Compared to the 100 nursing homes in Maryland, EGLE NURSING HOME's overall rating (4 stars) is above the state average of 3.0, staff turnover (30%) is significantly lower than the state average of 46%, and health inspection rating (4 stars) is above the national benchmark.

What Should Families Ask When Visiting Egle?
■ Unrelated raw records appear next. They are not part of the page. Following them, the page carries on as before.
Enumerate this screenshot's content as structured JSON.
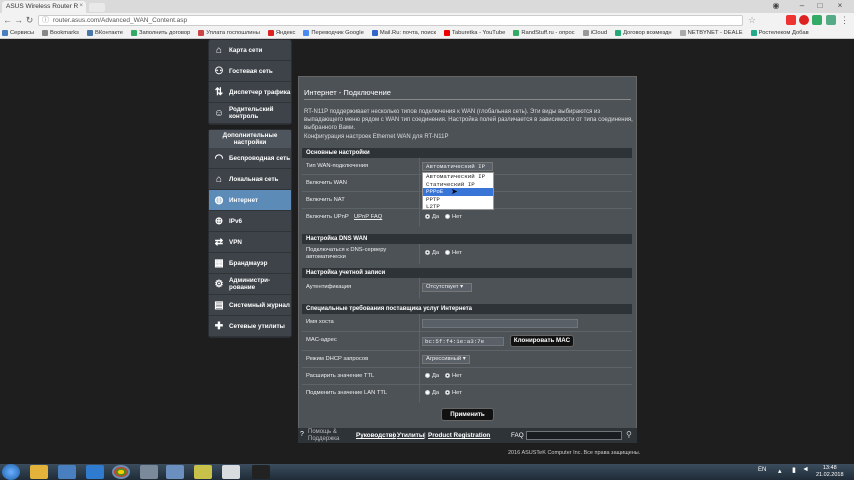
{
  "browser": {
    "tab_title": "ASUS Wireless Router R",
    "url": "router.asus.com/Advanced_WAN_Content.asp",
    "bookmarks": [
      "Сервисы",
      "Bookmarks",
      "ВКонтакте",
      "Заполнить договор",
      "Уплата госпошлины",
      "Яндекс",
      "Переводчик Google",
      "Mail.Ru: почта, поиск",
      "Taburetka - YouTube",
      "RandStuff.ru - опрос",
      "iCloud",
      "Договор возмездн",
      "NETBYNET - DEALE",
      "Ростелеком Добав"
    ]
  },
  "sidebar": {
    "items_top": [
      {
        "label": "Карта сети",
        "icon": "network-map-icon"
      },
      {
        "label": "Гостевая сеть",
        "icon": "guest-network-icon"
      },
      {
        "label": "Диспетчер трафика",
        "icon": "traffic-manager-icon"
      },
      {
        "label": "Родительский контроль",
        "icon": "parental-control-icon"
      }
    ],
    "advanced_header": "Дополнительные настройки",
    "items_adv": [
      {
        "label": "Беспроводная сеть",
        "icon": "wireless-icon"
      },
      {
        "label": "Локальная сеть",
        "icon": "lan-icon"
      },
      {
        "label": "Интернет",
        "icon": "globe-icon",
        "active": true
      },
      {
        "label": "IPv6",
        "icon": "ipv6-icon"
      },
      {
        "label": "VPN",
        "icon": "vpn-icon"
      },
      {
        "label": "Брандмауэр",
        "icon": "firewall-icon"
      },
      {
        "label": "Администри- рование",
        "icon": "admin-icon"
      },
      {
        "label": "Системный журнал",
        "icon": "system-log-icon"
      },
      {
        "label": "Сетевые утилиты",
        "icon": "network-tools-icon"
      }
    ]
  },
  "main": {
    "title": "Интернет - Подключение",
    "description": "RT-N11P поддерживает несколько типов подключения к WAN (глобальная сеть). Эти виды выбираются из выпадающего меню рядом с WAN тип соединения. Настройка полей различается в зависимости от типа соединения, выбранного Вами.",
    "config_note": "Конфигурация настроек Ethernet WAN для RT-N11P",
    "basic": {
      "header": "Основные настройки",
      "wan_type_label": "Тип WAN-подключения",
      "wan_type_value": "Автоматический IP",
      "enable_wan_label": "Включить WAN",
      "enable_nat_label": "Включить NAT",
      "enable_upnp_label": "Включить UPnP",
      "upnp_faq": "UPnP  FAQ",
      "yes": "Да",
      "no": "Нет"
    },
    "dropdown_options": [
      "Автоматический IP",
      "Статический IP",
      "PPPoE",
      "PPTP",
      "L2TP"
    ],
    "dns": {
      "header": "Настройка DNS WAN",
      "auto_dns_label": "Подключаться к DNS-серверу автоматически"
    },
    "account": {
      "header": "Настройка учетной записи",
      "auth_label": "Аутентификация",
      "auth_value": "Отсутствует"
    },
    "isp": {
      "header": "Специальные требования поставщика услуг Интернета",
      "hostname_label": "Имя хоста",
      "mac_label": "MAC-адрес",
      "mac_value": "bc:5f:f4:1e:a3:7e",
      "clone_mac": "Клонировать MAC",
      "dhcp_label": "Режим DHCP запросов",
      "dhcp_value": "Агрессивный",
      "extend_ttl_label": "Расширить значение TTL",
      "spoof_ttl_label": "Подменить значение LAN TTL"
    },
    "apply": "Применить"
  },
  "footer": {
    "help": "Помощь & Поддержка",
    "manual": "Руководство",
    "utilities": "Утилиты",
    "product_reg": "Product Registration",
    "faq": "FAQ",
    "copyright": "2016 ASUSTeK Computer Inc. Все права защищены."
  },
  "taskbar": {
    "lang": "EN",
    "time": "13:48",
    "date": "21.02.2018"
  }
}
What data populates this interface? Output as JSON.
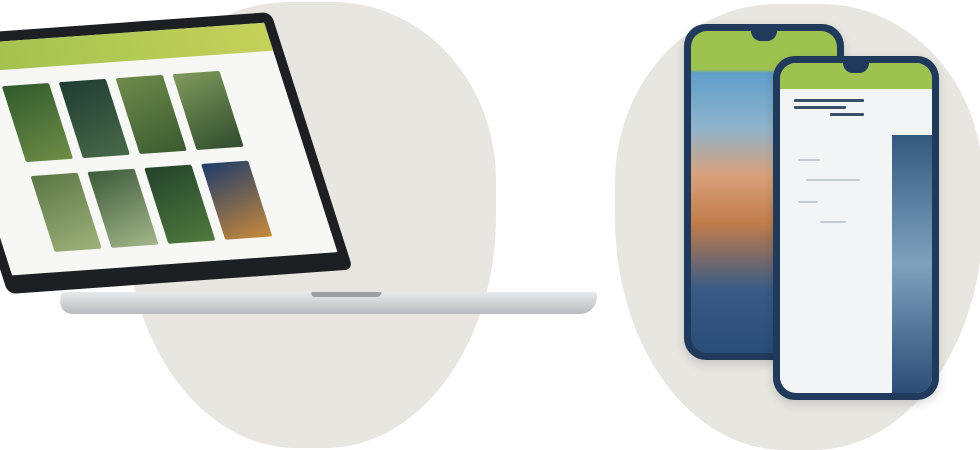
{
  "scene": {
    "description_visible_text": "",
    "devices": [
      "laptop",
      "phone",
      "phone"
    ]
  },
  "colors": {
    "backdrop": "#e8e6e1",
    "accent_green": "#9ec24f",
    "phone_frame": "#1f3a5a",
    "laptop_bezel": "#1d1f22"
  },
  "laptop": {
    "tiles": 8
  }
}
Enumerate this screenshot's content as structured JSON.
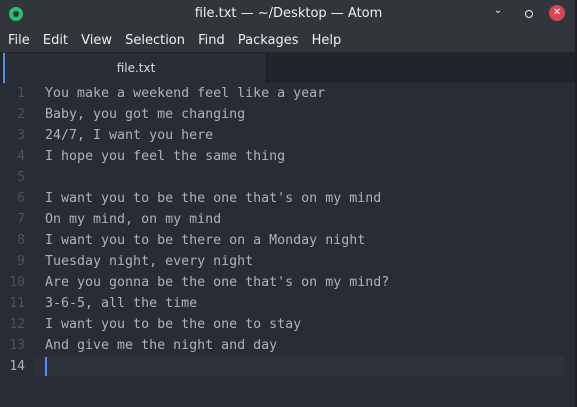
{
  "window": {
    "title": "file.txt — ~/Desktop — Atom",
    "minimize_glyph": "⌄",
    "close_glyph": "✕"
  },
  "menu": [
    "File",
    "Edit",
    "View",
    "Selection",
    "Find",
    "Packages",
    "Help"
  ],
  "tab": {
    "label": "file.txt"
  },
  "editor": {
    "current_line": 14,
    "lines": [
      {
        "num": "1",
        "text": "You make a weekend feel like a year"
      },
      {
        "num": "2",
        "text": "Baby, you got me changing"
      },
      {
        "num": "3",
        "text": "24/7, I want you here"
      },
      {
        "num": "4",
        "text": "I hope you feel the same thing"
      },
      {
        "num": "5",
        "text": ""
      },
      {
        "num": "6",
        "text": "I want you to be the one that's on my mind"
      },
      {
        "num": "7",
        "text": "On my mind, on my mind"
      },
      {
        "num": "8",
        "text": "I want you to be there on a Monday night"
      },
      {
        "num": "9",
        "text": "Tuesday night, every night"
      },
      {
        "num": "10",
        "text": "Are you gonna be the one that's on my mind?"
      },
      {
        "num": "11",
        "text": "3-6-5, all the time"
      },
      {
        "num": "12",
        "text": "I want you to be the one to stay"
      },
      {
        "num": "13",
        "text": "And give me the night and day"
      },
      {
        "num": "14",
        "text": ""
      }
    ]
  },
  "colors": {
    "accent": "#568af2",
    "app_icon": "#2ebf6e",
    "close_button": "#da4453"
  }
}
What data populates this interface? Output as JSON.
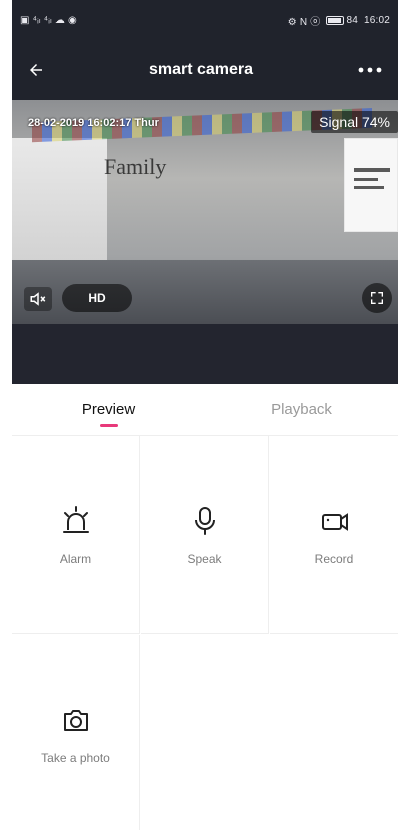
{
  "status_bar": {
    "left": "▣ ⁴ᵢₗ ⁴ᵢₗ ☁ ◉",
    "right_icons": "⚙ N ⓞ",
    "battery": "84",
    "time": "16:02"
  },
  "header": {
    "title": "smart camera"
  },
  "video": {
    "timestamp": "28-02-2019 16:02:17 Thur",
    "signal": "Signal 74%",
    "hd_label": "HD",
    "scene_text": "Family"
  },
  "tabs": [
    {
      "label": "Preview",
      "active": true
    },
    {
      "label": "Playback",
      "active": false
    }
  ],
  "actions": [
    {
      "label": "Alarm",
      "icon": "alarm-icon"
    },
    {
      "label": "Speak",
      "icon": "microphone-icon"
    },
    {
      "label": "Record",
      "icon": "video-record-icon"
    },
    {
      "label": "Take a photo",
      "icon": "camera-icon"
    }
  ],
  "colors": {
    "header_bg": "#20232c",
    "accent": "#e8397a",
    "divider": "#eeeeee"
  }
}
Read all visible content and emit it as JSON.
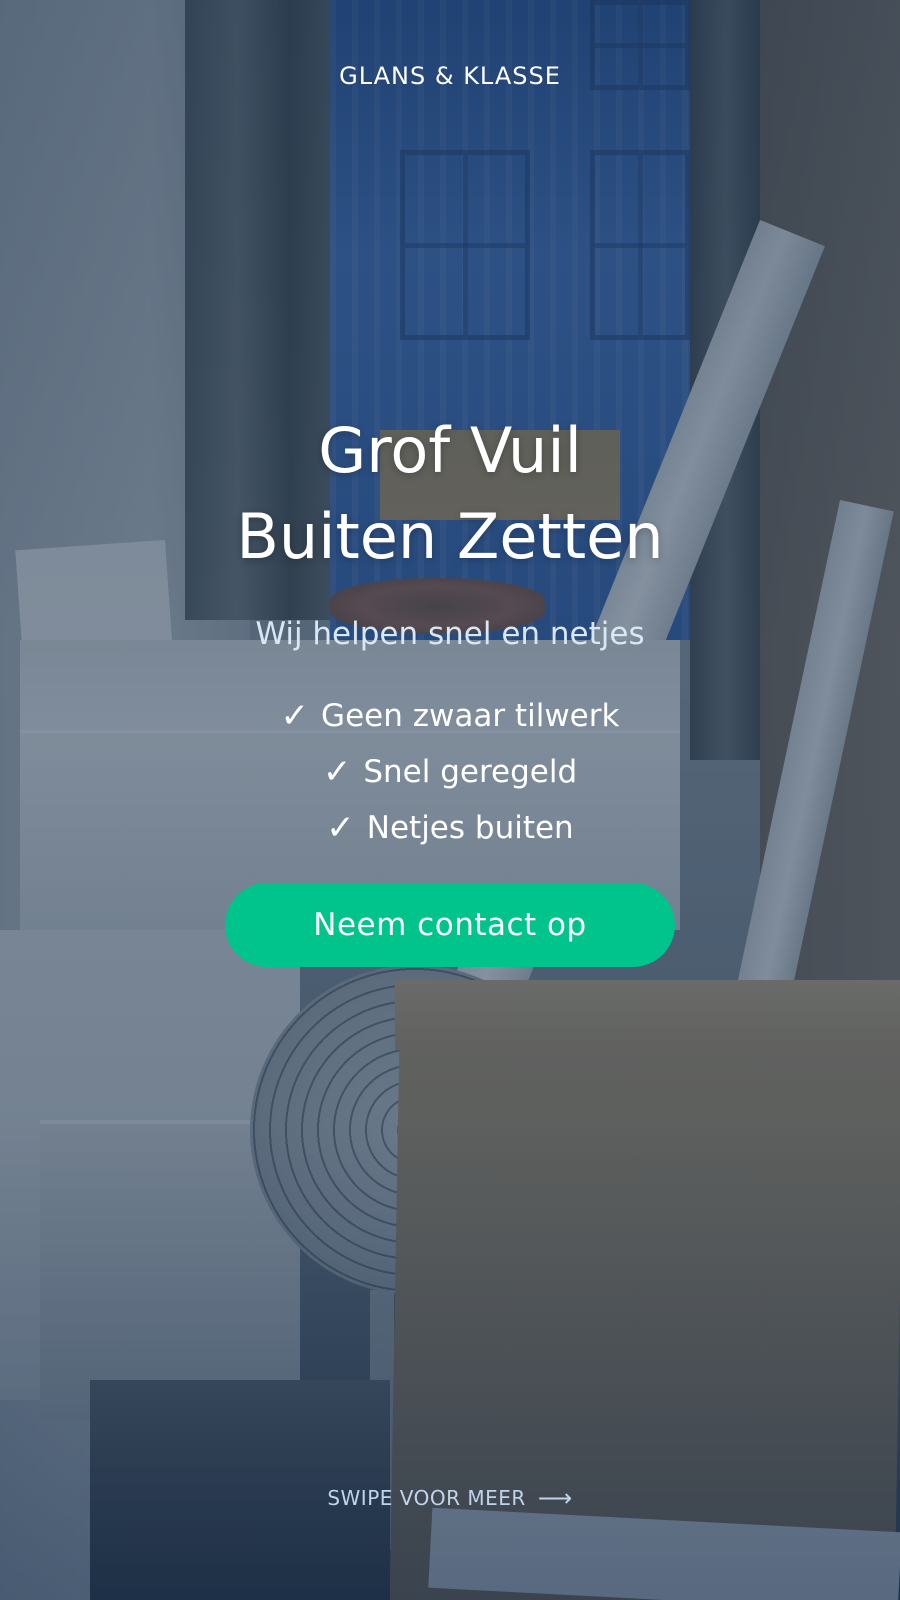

Based on this facility's data, families visiting should ask: "Can I visit during a mealtime to observe dining assistance and food quality?" "How do you handle medical emergencies, and what is your hospital transfer rate?" "Can I speak with family members of current residents about their experience?"

Is Egle Safe?

Based on CMS inspection data, EGLE NURSING HOME has a clean safety record: no substantiated abuse findings (meaning no confirmed cases of resident harm), no Immediate Jeopardy citations (the most serious violation level indicating risk of serious injury or death), and is not on the Special Focus Facility watch list (a federal program monitoring the lowest-performing 1% of nursing homes). The facility has a 4-star overall rating and ranks #1 of 100 nursing homes in Maryland. While no facility is perfect, families should still ask about staff-to-resident ratios and recent inspection results during their visit.

Do Nurses at Egle Stick Around?

EGLE NURSING HOME has a staff turnover rate of 30%, which is about average for Maryland nursing homes (state average: 46%). Moderate turnover is common in nursing homes, but families should still ask about staff tenure and how the facility maintains care continuity when employees leave.

Was Egle Ever Fined?

EGLE NURSING HOME has no federal fines on record. CMS issues fines when nursing homes fail to meet care standards or don't correct problems found during inspections. The absence of fines suggests the facility has either maintained compliance or corrected any issues before penalties were assessed. This is a positive indicator, though families should still review recent inspection reports for the full picture.

Is Egle on Any Federal Watch List?

EGLE NURSING HOME is not on any federal watch list. The most significant is the Special Focus Facility (SFF) program, which identifies the bottom 1% of nursing homes nationally based on persistent, serious quality problems. Not being on this list means the facility has avoided the pattern of deficiencies that triggers enhanced federal oversight. This is a positive indicator, though families should still review the facility's inspection history directly.